Excuse Me, There’s a Toe In My Cocktail

Daniel Ganninger
December 13, 2022
Downtown Hotel in Dawson City home of the Sour Toe Cocktail.

The Sourdough Saloon, located in the Downtown Hotel in Dawson City, Canada, has an interesting, but extremely off-putting, signature drink. It’s called the Sourtoe cocktail, and yes, there is an actual human toe involved.

The drink came about in the 1920s when a rum runner and miner name Louie Linken had a toe amputated that had frostbite. He put the loose toe in a jar of alcohol like a souvenir and stored it on a shelf in his cabin. Fifty years later, the toe was discovered by Captain Dick Stevenson while he was cleaning the cabin. He took the toe to the Sourdough Saloon in Dawson City and began to put the appendage into drinks. People began to see what they were made of by ordering the strange concoction.

The toe Stevenson found lasted seven years, but its eventual loss wasn’t from disintegration or decay. Its demise was actually much worse than that. In 1980, a miner named Garry Younger was trying his hand at the Sourtoe cocktail and trying to break the Sourtoe record for most glasses consumed of the drink. On his thirteenth glass, he accidentally fell back in his chair and swallowed the toe.

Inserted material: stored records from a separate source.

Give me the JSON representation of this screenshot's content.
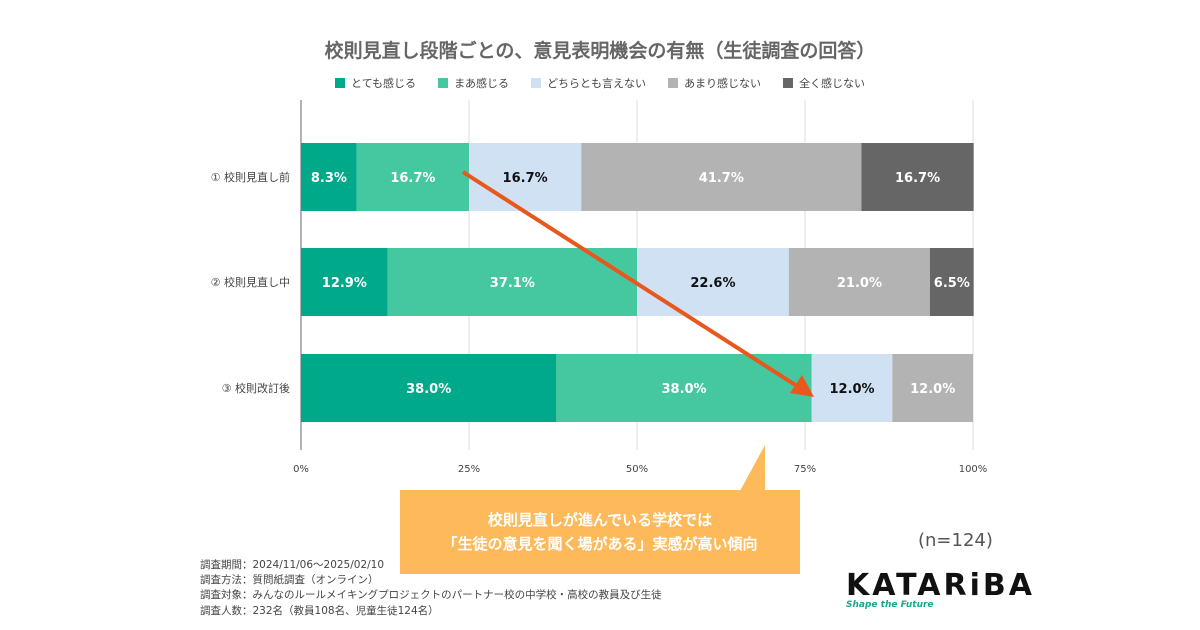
{
  "chart_data": {
    "type": "bar",
    "orientation": "horizontal-stacked-100",
    "title": "校則見直し段階ごとの、意見表明機会の有無（生徒調査の回答）",
    "categories": [
      "① 校則見直し前",
      "② 校則見直し中",
      "③ 校則改訂後"
    ],
    "series": [
      {
        "name": "とても感じる",
        "color": "#00a98a",
        "values": [
          8.3,
          12.9,
          38.0
        ]
      },
      {
        "name": "まあ感じる",
        "color": "#45c7a0",
        "values": [
          16.7,
          37.1,
          38.0
        ]
      },
      {
        "name": "どちらとも言えない",
        "color": "#cfe1f2",
        "values": [
          16.7,
          22.6,
          12.0
        ]
      },
      {
        "name": "あまり感じない",
        "color": "#b3b3b3",
        "values": [
          41.7,
          21.0,
          12.0
        ]
      },
      {
        "name": "全く感じない",
        "color": "#666666",
        "values": [
          16.7,
          6.5,
          0
        ]
      }
    ],
    "xlim": [
      0,
      100
    ],
    "xticks": [
      "0%",
      "25%",
      "50%",
      "75%",
      "100%"
    ],
    "grid": true,
    "legend_position": "top",
    "arrow_color": "#e8571c"
  },
  "callout": {
    "line1": "校則見直しが進んでいる学校では",
    "line2": "「生徒の意見を聞く場がある」実感が高い傾向",
    "color": "#fdb95a"
  },
  "sample": "(n=124)",
  "notes": [
    "調査期間：2024/11/06〜2025/02/10",
    "調査方法：質問紙調査（オンライン）",
    "調査対象：みんなのルールメイキングプロジェクトのパートナー校の中学校・高校の教員及び生徒",
    "調査人数：232名（教員108名、児童生徒124名）"
  ],
  "logo": {
    "name": "KATARiBA",
    "tagline": "Shape the Future"
  }
}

But that wasn’t the end of the Sourtoe cocktail. After the loss of that first toe, seven more toes found their way into the drink from several different sources. The second toe was donated after an amputation, the third toe was given after frostbite (and also accidentally swallowed like the first), and the fourth toe was stolen. The fifth, sixth, and seventh toes were also donated, while the eighth toe was donated by someone who advised that you shouldn’t wear sandals while mowing the lawn.

Another odd event happened on August 25, 2013, when a man ordered the drink and deliberately swallowed the toe. There was a fine for just such an act that had a penalty of $500, which the man paid. That event led to the fine being raised to $2,500 to discourage the practice.

Then in June 2017, the toe was stolen after someone had ordered the drink. Luckily the toe found its way back to the saloon in the mail. The thief included an apology letter and a statement that he was too drunk at the time to know what he did. I guess that’s what a toe in a drink will do to you.

The toes are tended to by a “Toe Master” who makes sure they are kept in decent shape and who also prepares a new toe to be used in the drink. The saloon even had to use toes other than the big toe after the swallowing incident of 2013. Current and future toes to be used are donated or bequeathed to the saloon.

The cocktail is made with tequila, whiskey, or rum, and the Health Department requires that the drink be made with 80-proof alcohol. The traditional way is with Yukon Jack, a liquor made from Canadian whiskey and honey.

A person can become a member of the Sourtoe Cocktail Club if they can handle the drink, but the most important rule to becoming a member is that the lips have to touch the toe. According to Toe Master Terry Lee, during an interview with NPR in June 2017, 71,468 people had tried their hand at the drink. It gets awfully cold up there in the Yukon.